There has been some confusion in the past as to the difference between oregano and marjoram. All marjoram are oreganos since the genus name for both is origanum, but not all oreganos are marjorams. Now oregano is the genus and marjoram, or sweet marjoram (Origanum majorana) is only one variety of over fifty types of oregano. Marjoram has a slightly minty, citrus taste with a hint of spice. Marjoram leaves are best fresh because of their mild flavor. The delicate flavor of marjoram may be lost if it is added too early in the cooking process, therefore add at the very end of cooking.
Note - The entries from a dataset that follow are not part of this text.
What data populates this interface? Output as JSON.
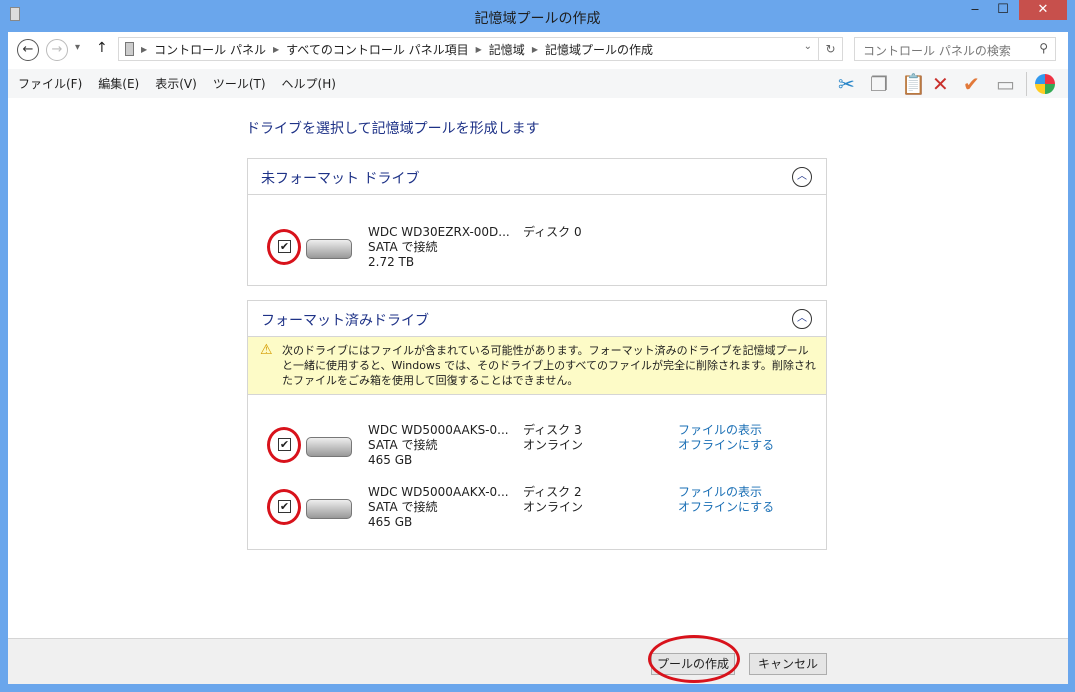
{
  "window": {
    "title": "記憶域プールの作成",
    "minimize": "‒",
    "maximize": "☐",
    "close": "✕"
  },
  "nav": {
    "back": "←",
    "forward": "→",
    "recent": "▾",
    "up": "↑",
    "breadcrumb": [
      "コントロール パネル",
      "すべてのコントロール パネル項目",
      "記憶域",
      "記憶域プールの作成"
    ],
    "search_placeholder": "コントロール パネルの検索"
  },
  "menu": [
    "ファイル(F)",
    "編集(E)",
    "表示(V)",
    "ツール(T)",
    "ヘルプ(H)"
  ],
  "toolbar_icons": [
    "scissors-icon",
    "copy-icon",
    "paste-icon",
    "delete-icon",
    "check-icon",
    "properties-icon",
    "colors-icon"
  ],
  "heading": "ドライブを選択して記憶域プールを形成します",
  "unformatted": {
    "title": "未フォーマット ドライブ",
    "drives": [
      {
        "name": "WDC WD30EZRX-00D...",
        "conn": "SATA で接続",
        "size": "2.72 TB",
        "disk": "ディスク 0",
        "checked": true
      }
    ]
  },
  "formatted": {
    "title": "フォーマット済みドライブ",
    "warning": "次のドライブにはファイルが含まれている可能性があります。フォーマット済みのドライブを記憶域プールと一緒に使用すると、Windows では、そのドライブ上のすべてのファイルが完全に削除されます。削除されたファイルをごみ箱を使用して回復することはできません。",
    "drives": [
      {
        "name": "WDC WD5000AAKS-0...",
        "conn": "SATA で接続",
        "size": "465 GB",
        "disk": "ディスク 3",
        "status": "オンライン",
        "link1": "ファイルの表示",
        "link2": "オフラインにする",
        "checked": true
      },
      {
        "name": "WDC WD5000AAKX-0...",
        "conn": "SATA で接続",
        "size": "465 GB",
        "disk": "ディスク 2",
        "status": "オンライン",
        "link1": "ファイルの表示",
        "link2": "オフラインにする",
        "checked": true
      }
    ]
  },
  "footer": {
    "create": "プールの作成",
    "cancel": "キャンセル"
  },
  "colors": {
    "frame": "#6aa6ec",
    "link": "#1a6fb5",
    "heading": "#1e3287",
    "highlight": "#d8121b"
  }
}
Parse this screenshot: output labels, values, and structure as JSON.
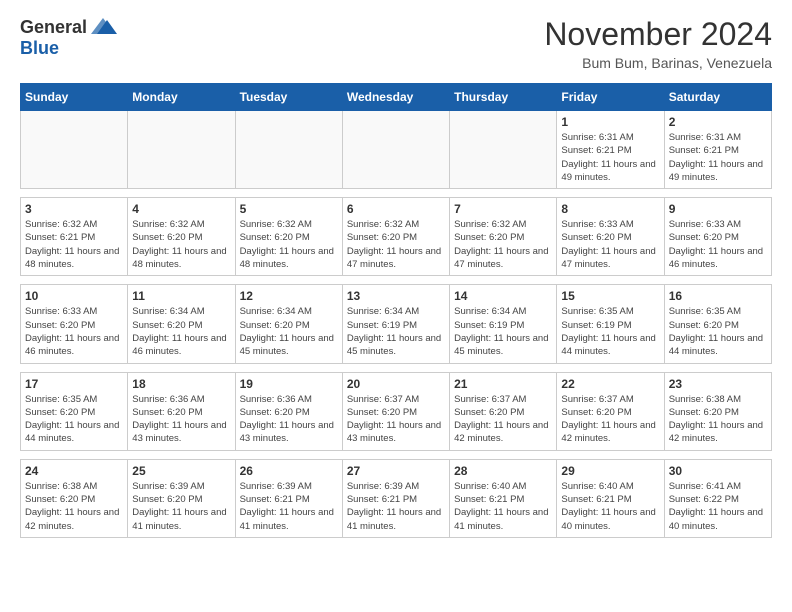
{
  "logo": {
    "general": "General",
    "blue": "Blue"
  },
  "title": "November 2024",
  "location": "Bum Bum, Barinas, Venezuela",
  "days_of_week": [
    "Sunday",
    "Monday",
    "Tuesday",
    "Wednesday",
    "Thursday",
    "Friday",
    "Saturday"
  ],
  "weeks": [
    [
      {
        "day": "",
        "info": ""
      },
      {
        "day": "",
        "info": ""
      },
      {
        "day": "",
        "info": ""
      },
      {
        "day": "",
        "info": ""
      },
      {
        "day": "",
        "info": ""
      },
      {
        "day": "1",
        "info": "Sunrise: 6:31 AM\nSunset: 6:21 PM\nDaylight: 11 hours and 49 minutes."
      },
      {
        "day": "2",
        "info": "Sunrise: 6:31 AM\nSunset: 6:21 PM\nDaylight: 11 hours and 49 minutes."
      }
    ],
    [
      {
        "day": "3",
        "info": "Sunrise: 6:32 AM\nSunset: 6:21 PM\nDaylight: 11 hours and 48 minutes."
      },
      {
        "day": "4",
        "info": "Sunrise: 6:32 AM\nSunset: 6:20 PM\nDaylight: 11 hours and 48 minutes."
      },
      {
        "day": "5",
        "info": "Sunrise: 6:32 AM\nSunset: 6:20 PM\nDaylight: 11 hours and 48 minutes."
      },
      {
        "day": "6",
        "info": "Sunrise: 6:32 AM\nSunset: 6:20 PM\nDaylight: 11 hours and 47 minutes."
      },
      {
        "day": "7",
        "info": "Sunrise: 6:32 AM\nSunset: 6:20 PM\nDaylight: 11 hours and 47 minutes."
      },
      {
        "day": "8",
        "info": "Sunrise: 6:33 AM\nSunset: 6:20 PM\nDaylight: 11 hours and 47 minutes."
      },
      {
        "day": "9",
        "info": "Sunrise: 6:33 AM\nSunset: 6:20 PM\nDaylight: 11 hours and 46 minutes."
      }
    ],
    [
      {
        "day": "10",
        "info": "Sunrise: 6:33 AM\nSunset: 6:20 PM\nDaylight: 11 hours and 46 minutes."
      },
      {
        "day": "11",
        "info": "Sunrise: 6:34 AM\nSunset: 6:20 PM\nDaylight: 11 hours and 46 minutes."
      },
      {
        "day": "12",
        "info": "Sunrise: 6:34 AM\nSunset: 6:20 PM\nDaylight: 11 hours and 45 minutes."
      },
      {
        "day": "13",
        "info": "Sunrise: 6:34 AM\nSunset: 6:19 PM\nDaylight: 11 hours and 45 minutes."
      },
      {
        "day": "14",
        "info": "Sunrise: 6:34 AM\nSunset: 6:19 PM\nDaylight: 11 hours and 45 minutes."
      },
      {
        "day": "15",
        "info": "Sunrise: 6:35 AM\nSunset: 6:19 PM\nDaylight: 11 hours and 44 minutes."
      },
      {
        "day": "16",
        "info": "Sunrise: 6:35 AM\nSunset: 6:20 PM\nDaylight: 11 hours and 44 minutes."
      }
    ],
    [
      {
        "day": "17",
        "info": "Sunrise: 6:35 AM\nSunset: 6:20 PM\nDaylight: 11 hours and 44 minutes."
      },
      {
        "day": "18",
        "info": "Sunrise: 6:36 AM\nSunset: 6:20 PM\nDaylight: 11 hours and 43 minutes."
      },
      {
        "day": "19",
        "info": "Sunrise: 6:36 AM\nSunset: 6:20 PM\nDaylight: 11 hours and 43 minutes."
      },
      {
        "day": "20",
        "info": "Sunrise: 6:37 AM\nSunset: 6:20 PM\nDaylight: 11 hours and 43 minutes."
      },
      {
        "day": "21",
        "info": "Sunrise: 6:37 AM\nSunset: 6:20 PM\nDaylight: 11 hours and 42 minutes."
      },
      {
        "day": "22",
        "info": "Sunrise: 6:37 AM\nSunset: 6:20 PM\nDaylight: 11 hours and 42 minutes."
      },
      {
        "day": "23",
        "info": "Sunrise: 6:38 AM\nSunset: 6:20 PM\nDaylight: 11 hours and 42 minutes."
      }
    ],
    [
      {
        "day": "24",
        "info": "Sunrise: 6:38 AM\nSunset: 6:20 PM\nDaylight: 11 hours and 42 minutes."
      },
      {
        "day": "25",
        "info": "Sunrise: 6:39 AM\nSunset: 6:20 PM\nDaylight: 11 hours and 41 minutes."
      },
      {
        "day": "26",
        "info": "Sunrise: 6:39 AM\nSunset: 6:21 PM\nDaylight: 11 hours and 41 minutes."
      },
      {
        "day": "27",
        "info": "Sunrise: 6:39 AM\nSunset: 6:21 PM\nDaylight: 11 hours and 41 minutes."
      },
      {
        "day": "28",
        "info": "Sunrise: 6:40 AM\nSunset: 6:21 PM\nDaylight: 11 hours and 41 minutes."
      },
      {
        "day": "29",
        "info": "Sunrise: 6:40 AM\nSunset: 6:21 PM\nDaylight: 11 hours and 40 minutes."
      },
      {
        "day": "30",
        "info": "Sunrise: 6:41 AM\nSunset: 6:22 PM\nDaylight: 11 hours and 40 minutes."
      }
    ]
  ]
}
It goes well in salads, dressings, eggs, and mushroom sauces. Marjoram is suitable for thick vegetable soups, pasta, fish, game, beef, chicken, sausages, and meatloaf. The flavor also works well with cheese, tomato, beet or bean dishes. Marjoram is most often used in recipes of French or English origin. Create a tasty grilled chicken rub with garlic, salt, course black pepper, and marjoram.
Marjoram has a taste reminiscent of mild oregano with a hint of balsam. Because oregano and marjoram are often confused, either one works well as a substitute for the other. The main difference between the two is the stronger taste of oregano.
Leaves and flowers are used, both fresh and dried. Add sprigs of marjoram to green salads, using flowers for garnish. French, Italian and Portuguese cookery uses marjoram the most. It goes well with beef, fish, lamb, roasted poultry, and veal. Marjoram complements green vegetables, cauliflower, eggplant parsnips potatoes, squash and carrots. It works well in stews, marinades, dressings and herbed butters. It complements bay, garlic, onion, thyme and is used in poultry stuffing. It is an important seasoning for sausage in Germany.